An additional seat would increase the state's clout in D.C. and could potentially shift the outcome of big national debates. This year alone, the House held close votes on everything from health-care reform (approved by only a nine-vote margin in March) to financial-industry regulation (which passed the House by 19 votes last December). Given that, it's easy to see why having a 10th representative from Washington State could be a big deal (and why the question of which party will end up controlling the new seat is an even bigger deal).
David Ammons, spokesman for the Washington Secretary of State Office, says state workers in Olympia are already preparing for the probable new district by crunching numbers and drawing maps—detailed down to the census block—of who lives where in Washington and how they've voted in past elections. It's clear, Ammons believes, that our new congressional district, if it indeed comes, will be located on the west side of the Cascade Mountains—where every district is currently held by a Democrat except for one, the 8th District, located on the east side of Lake Washington and represented by three-term Republican incumbent Dave Reichert.
"The pieces will come together somewhere in Puget Sound for the new district," Ammons says. "I don't see any way that it wouldn't be a Puget Sound district."
That's because, according to census projections, the two most overpopulated districts are Reichert's 8th and Southwest Washington's 3rd District, which is currently represented by retiring Democratic congressman Brian Baird.

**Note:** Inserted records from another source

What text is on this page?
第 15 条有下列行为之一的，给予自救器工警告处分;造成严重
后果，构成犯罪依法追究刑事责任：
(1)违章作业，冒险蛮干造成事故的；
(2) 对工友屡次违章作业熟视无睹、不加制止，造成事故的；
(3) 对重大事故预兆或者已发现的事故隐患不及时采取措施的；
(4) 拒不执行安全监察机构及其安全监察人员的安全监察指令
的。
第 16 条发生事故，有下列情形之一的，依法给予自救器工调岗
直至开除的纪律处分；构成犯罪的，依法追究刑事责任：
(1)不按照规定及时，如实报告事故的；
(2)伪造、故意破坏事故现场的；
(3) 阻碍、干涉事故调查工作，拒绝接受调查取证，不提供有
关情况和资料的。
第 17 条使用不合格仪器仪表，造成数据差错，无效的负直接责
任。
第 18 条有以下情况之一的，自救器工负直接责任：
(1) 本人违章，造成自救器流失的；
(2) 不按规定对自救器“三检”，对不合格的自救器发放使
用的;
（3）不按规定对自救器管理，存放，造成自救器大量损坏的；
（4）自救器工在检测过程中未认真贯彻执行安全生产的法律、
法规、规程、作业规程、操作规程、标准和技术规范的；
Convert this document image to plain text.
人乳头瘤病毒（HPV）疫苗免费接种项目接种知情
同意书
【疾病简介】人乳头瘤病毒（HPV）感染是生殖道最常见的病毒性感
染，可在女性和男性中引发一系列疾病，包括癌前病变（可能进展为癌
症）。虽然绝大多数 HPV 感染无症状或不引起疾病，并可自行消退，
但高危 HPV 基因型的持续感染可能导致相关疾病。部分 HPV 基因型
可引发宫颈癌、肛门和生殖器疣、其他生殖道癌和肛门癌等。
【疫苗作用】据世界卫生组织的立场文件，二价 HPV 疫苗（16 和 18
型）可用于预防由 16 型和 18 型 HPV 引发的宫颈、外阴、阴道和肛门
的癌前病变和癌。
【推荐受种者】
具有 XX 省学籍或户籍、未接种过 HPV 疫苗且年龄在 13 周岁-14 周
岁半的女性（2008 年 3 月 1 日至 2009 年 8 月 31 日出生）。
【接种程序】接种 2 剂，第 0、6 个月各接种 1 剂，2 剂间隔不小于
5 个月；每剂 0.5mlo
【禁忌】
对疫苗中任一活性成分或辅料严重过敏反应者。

Under a scenario in which Washington gets a 10th congressional district, the 8th District would need to lose about 133,500 people in order to be equal in size to all other districts; the 3rd District, for its part, would need to lose about 114,500 people.
Look at the map on this page and it's not hard to imagine how one might grab chunks of the 8th and the 3rd, and then cobble those chunks together into a new district that encompasses liberal Olympia and conservative southern Pierce County. What's less clear is which way that new district might swing.
The scenarios are numerous and all politically combustible. Will so many rural conservatives be taken out of the 8th District that the state's most famous swing district ends up swinging right into Democratic hands? Will the 3rd District fall to Republicans if it loses lefty Olympia? And will the newly created 10th District tilt to the left or the right? At stake is control of not just one House seat, but several.
In the end, engineering this type of mystery is exactly the job of Washington's bipartisan redistricting commission, which is by all accounts the scrupulously fair antithesis of the kind of redistricting that happens in places like Illinois. The commission is designed to produce well-balanced districts that create unpredictable elections, in which every vote counts, while also meeting the approval of the even split of Republicans and Democrats who control the commission's votes (the legislature must then approve the maps).
It's worth understanding what's going on, says Washington State Democrats chair Dwight Pelz, because this largely ignored process has such a profound impact on whether votes in a particular district matter, or don't. "Redistricting," Pelz says, "is where 'one person, one vote' happens."